Second, we believe it is imperative for us to differentiate between true idiosyncratic alpha and risk premia or portfolio construction-oriented strategies. There are important implications on fees, capacity, risk management, aggressiveness of trading and performance expectations. A factor risk premia strategy packaged as an alpha product is as likely to disappoint as an alpha strategy packaged as a risk premia-oriented strategy. It will be increasingly important to understand the differences and implement accordingly.
The current debate about the relevance of Value or whether or not it is dead is misguided: at a certain price, almost any asset could be attractive or unattractive.

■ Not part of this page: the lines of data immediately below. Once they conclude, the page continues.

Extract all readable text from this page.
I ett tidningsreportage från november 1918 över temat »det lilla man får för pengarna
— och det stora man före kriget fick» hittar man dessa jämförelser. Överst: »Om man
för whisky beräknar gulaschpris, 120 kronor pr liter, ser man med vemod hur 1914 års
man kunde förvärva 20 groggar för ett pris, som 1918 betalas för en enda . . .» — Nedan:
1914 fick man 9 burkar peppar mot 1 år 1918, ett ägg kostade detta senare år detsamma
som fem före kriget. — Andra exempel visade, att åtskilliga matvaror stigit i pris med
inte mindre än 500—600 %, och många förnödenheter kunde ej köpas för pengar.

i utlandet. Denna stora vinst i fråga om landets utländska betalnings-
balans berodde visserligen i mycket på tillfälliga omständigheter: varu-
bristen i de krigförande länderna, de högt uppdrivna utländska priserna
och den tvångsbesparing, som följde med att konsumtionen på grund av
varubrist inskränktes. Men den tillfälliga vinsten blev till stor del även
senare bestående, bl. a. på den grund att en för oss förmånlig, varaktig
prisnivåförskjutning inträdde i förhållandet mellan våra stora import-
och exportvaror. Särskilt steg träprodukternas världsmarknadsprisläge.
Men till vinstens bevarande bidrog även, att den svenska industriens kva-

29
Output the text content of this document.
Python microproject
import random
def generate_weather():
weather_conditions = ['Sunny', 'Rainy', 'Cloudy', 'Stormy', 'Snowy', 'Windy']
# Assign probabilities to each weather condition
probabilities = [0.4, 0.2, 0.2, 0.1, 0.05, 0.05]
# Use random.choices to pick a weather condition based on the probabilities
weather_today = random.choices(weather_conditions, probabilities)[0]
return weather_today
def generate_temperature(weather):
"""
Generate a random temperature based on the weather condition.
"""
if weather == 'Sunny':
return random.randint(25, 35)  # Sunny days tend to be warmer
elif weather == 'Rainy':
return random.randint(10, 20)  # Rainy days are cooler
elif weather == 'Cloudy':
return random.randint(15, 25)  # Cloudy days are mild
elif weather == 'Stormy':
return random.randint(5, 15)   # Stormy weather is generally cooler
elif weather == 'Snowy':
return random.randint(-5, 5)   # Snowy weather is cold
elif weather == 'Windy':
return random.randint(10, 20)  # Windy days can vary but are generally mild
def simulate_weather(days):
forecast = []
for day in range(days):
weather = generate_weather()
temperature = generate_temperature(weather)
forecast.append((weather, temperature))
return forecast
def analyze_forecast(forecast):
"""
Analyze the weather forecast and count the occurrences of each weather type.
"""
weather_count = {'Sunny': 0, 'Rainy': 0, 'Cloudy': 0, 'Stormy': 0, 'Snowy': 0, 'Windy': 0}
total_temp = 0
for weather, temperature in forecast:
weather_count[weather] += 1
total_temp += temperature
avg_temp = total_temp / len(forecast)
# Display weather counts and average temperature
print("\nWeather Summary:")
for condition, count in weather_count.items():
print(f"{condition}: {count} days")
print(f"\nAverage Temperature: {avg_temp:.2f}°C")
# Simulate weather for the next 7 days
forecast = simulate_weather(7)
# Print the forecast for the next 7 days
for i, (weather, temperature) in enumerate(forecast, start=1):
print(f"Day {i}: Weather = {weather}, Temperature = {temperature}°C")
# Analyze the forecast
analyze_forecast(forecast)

Third, we as quants need to be more forward looking (and less backward looking!). We need to have a view of what the future might look like and either conviction that a certain signal will be relevant going forward or a strict process to tell us when we are wrong: what is different today or tomorrow versus our backtesting period? Everyone has more access to computing power, data, academic research, historical trading strategies and social networks. How does this impact the rationale of a particular strategy?

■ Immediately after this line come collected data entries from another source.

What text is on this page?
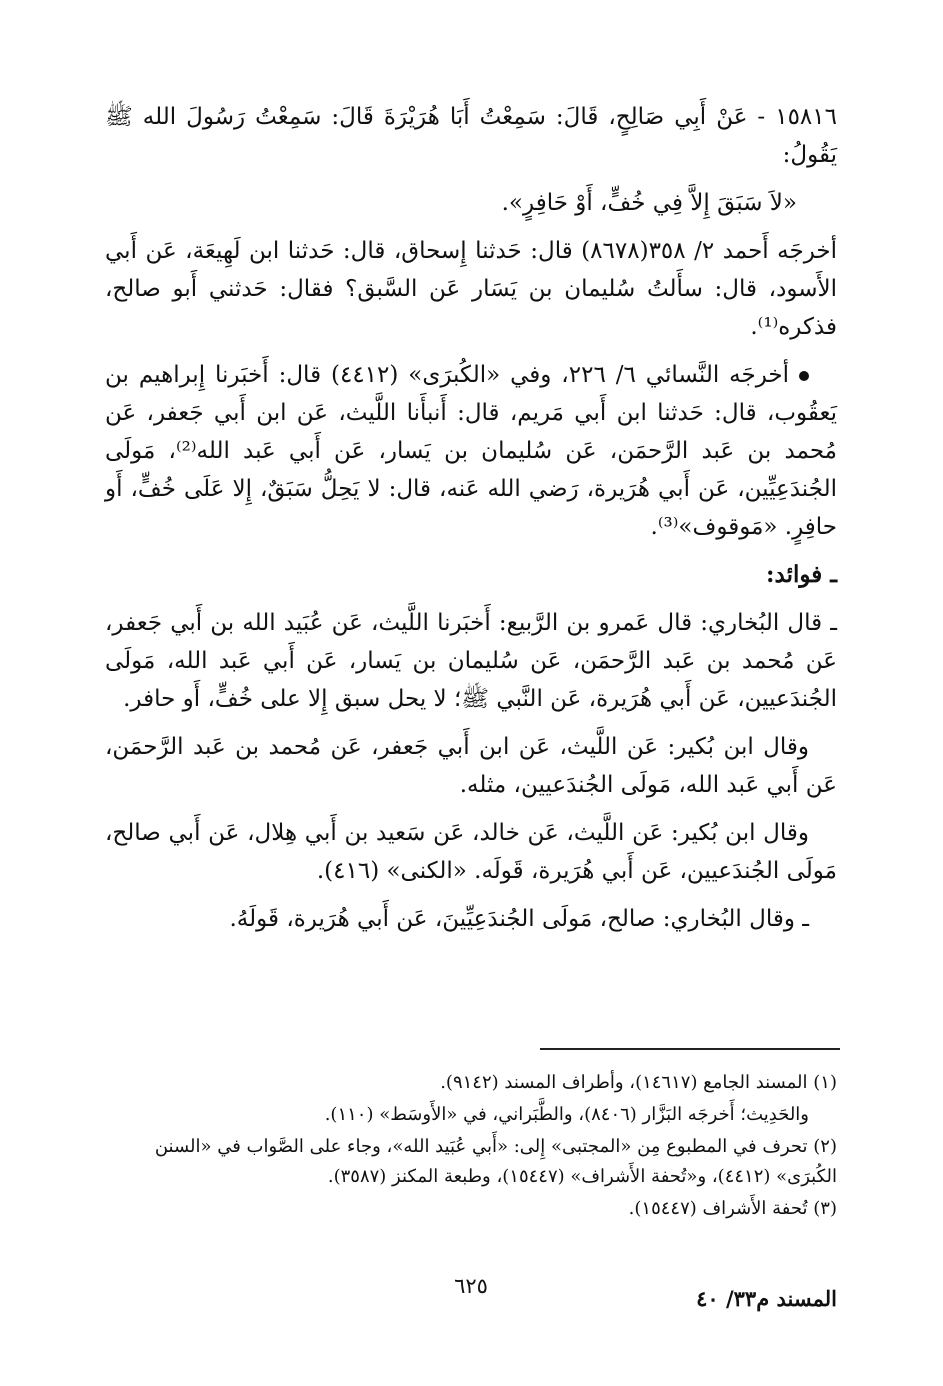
١٥٨١٦ - عَنْ أَبِي صَالِحٍ، قَالَ: سَمِعْتُ أَبَا هُرَيْرَةَ قَالَ: سَمِعْتُ رَسُولَ الله ﷺ يَقُولُ:

«لاَ سَبَقَ إِلاَّ فِي خُفٍّ، أَوْ حَافِرٍ».

أخرجَه أَحمد ٢/ ٣٥٨(٨٦٧٨) قال: حَدثنا إِسحاق، قال: حَدثنا ابن لَهِيعَة، عَن أَبي الأَسود، قال: سأَلتُ سُليمان بن يَسَار عَن السَّبق؟ فقال: حَدثني أَبو صالح، فذكره⁽¹⁾.

أخرجَه النَّسائي ٦/ ٢٢٦، وفي «الكُبرَى» (٤٤١٢) قال: أَخبَرنا إِبراهيم بن يَعقُوب، قال: حَدثنا ابن أَبي مَريم، قال: أَنبأَنا اللَّيث، عَن ابن أَبي جَعفر، عَن مُحمد بن عَبد الرَّحمَن، عَن سُليمان بن يَسار، عَن أَبي عَبد الله⁽²⁾، مَولَى الجُندَعِيِّين، عَن أَبي هُرَيرة، رَضي الله عَنه، قال: لا يَحِلُّ سَبَقٌ، إِلا عَلَى خُفٍّ، أَو حافِرٍ. «مَوقوف»⁽³⁾.

ـ فوائد:

ـ قال البُخاري: قال عَمرو بن الرَّبيع: أَخبَرنا اللَّيث، عَن عُبَيد الله بن أَبي جَعفر، عَن مُحمد بن عَبد الرَّحمَن، عَن سُليمان بن يَسار، عَن أَبي عَبد الله، مَولَى الجُندَعيين، عَن أَبي هُرَيرة، عَن النَّبي ﷺ؛ لا يحل سبق إِلا على خُفٍّ، أَو حافر.

وقال ابن بُكير: عَن اللَّيث، عَن ابن أَبي جَعفر، عَن مُحمد بن عَبد الرَّحمَن، عَن أَبي عَبد الله، مَولَى الجُندَعيين، مثله.

وقال ابن بُكير: عَن اللَّيث، عَن خالد، عَن سَعيد بن أَبي هِلال، عَن أَبي صالح، مَولَى الجُندَعيين، عَن أَبي هُرَيرة، قَولَه. «الكنى» (٤١٦).

ـ وقال البُخاري: صالح، مَولَى الجُندَعِيِّينَ، عَن أَبي هُرَيرة، قَولَهُ.

(١) المسند الجامع (١٤٦١٧)، وأطراف المسند (٩١٤٢).

والحَدِيث؛ أَخرجَه البَزَّار (٨٤٠٦)، والطَّبَراني، في «الأَوسَط» (١١٠).

(٢) تحرف في المطبوع مِن «المجتبى» إِلى: «أَبي عُبَيد الله»، وجاء على الصَّواب في «السنن الكُبرَى» (٤٤١٢)، و«تُحفة الأَشراف» (١٥٤٤٧)، وطبعة المكنز (٣٥٨٧).

(٣) تُحفة الأَشراف (١٥٤٤٧).

المسند م٣٣/ ٤٠
٦٢٥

Fourth, the price or value of a market or asset does matter. While it is inherently difficult to price or value markets or assets, and there will be periods of time where investors/traders are unbothered by such mundane concerns, having a valuation framework as an input into an investment process should always be relevant (contrary to what some pure growth investors might suggest). The current debate about the relevance of Value or whether or not it is dead is misguided: at a certain price, almost any asset could be attractive or unattractive.

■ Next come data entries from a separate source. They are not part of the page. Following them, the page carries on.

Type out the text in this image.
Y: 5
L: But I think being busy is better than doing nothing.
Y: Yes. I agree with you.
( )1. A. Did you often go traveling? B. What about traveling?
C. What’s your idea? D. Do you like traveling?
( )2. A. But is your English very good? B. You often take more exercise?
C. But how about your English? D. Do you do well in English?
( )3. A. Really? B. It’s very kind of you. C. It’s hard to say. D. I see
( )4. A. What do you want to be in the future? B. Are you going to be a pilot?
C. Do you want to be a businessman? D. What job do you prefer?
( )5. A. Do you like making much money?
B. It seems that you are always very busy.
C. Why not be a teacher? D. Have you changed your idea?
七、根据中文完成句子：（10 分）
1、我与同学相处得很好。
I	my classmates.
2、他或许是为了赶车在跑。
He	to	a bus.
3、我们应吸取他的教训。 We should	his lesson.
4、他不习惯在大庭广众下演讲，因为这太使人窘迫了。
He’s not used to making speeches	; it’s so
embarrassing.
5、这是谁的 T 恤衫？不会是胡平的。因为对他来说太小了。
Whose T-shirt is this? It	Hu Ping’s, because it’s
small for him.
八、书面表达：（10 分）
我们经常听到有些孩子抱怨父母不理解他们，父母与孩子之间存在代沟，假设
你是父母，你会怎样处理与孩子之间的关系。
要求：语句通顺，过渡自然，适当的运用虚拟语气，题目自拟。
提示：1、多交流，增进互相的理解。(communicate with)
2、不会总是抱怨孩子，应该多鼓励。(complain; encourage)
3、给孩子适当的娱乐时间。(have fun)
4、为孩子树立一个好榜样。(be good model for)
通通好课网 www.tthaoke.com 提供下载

The essence here is to more clearly define how we think about quant equity. While traditional factor-oriented strategies have prospered (on and off) for decades, we need to better harness our strengths and recognise our weaknesses. To be clear, this is a direction Man Numeric has been strategically moving towards over the last several years, and in fact, have tried to employ historically. Going forward, there is a need to utilise analytical skills to look forward and identify opportunities and then make judgment calls. The rise of passive, the adoption of ESG, the threat of climate change, the challenges of income and wealth inequality, the integration of technology into our daily being and the changing demographics of the world all potentially provide opportunities to apply analytical prowess to solve the investment problems of the future in a way that cannot be answered in a backtest.
1. Notably we will not be discussing CTA strategies which is something our colleagues at AHL may have a little better insight on.
2. A point we will come back to again. And again. And again.
3. And potentially in the prior decade, circa 2007.
4. At least up until recently...
5. Source: https://mba.tuck.dartmouth.edu/pages/faculty/ken.french/data_library.html#Research
6. Source: Man Numeric; quarterly 13-F data. Based on a list of ~50 quantitative managers.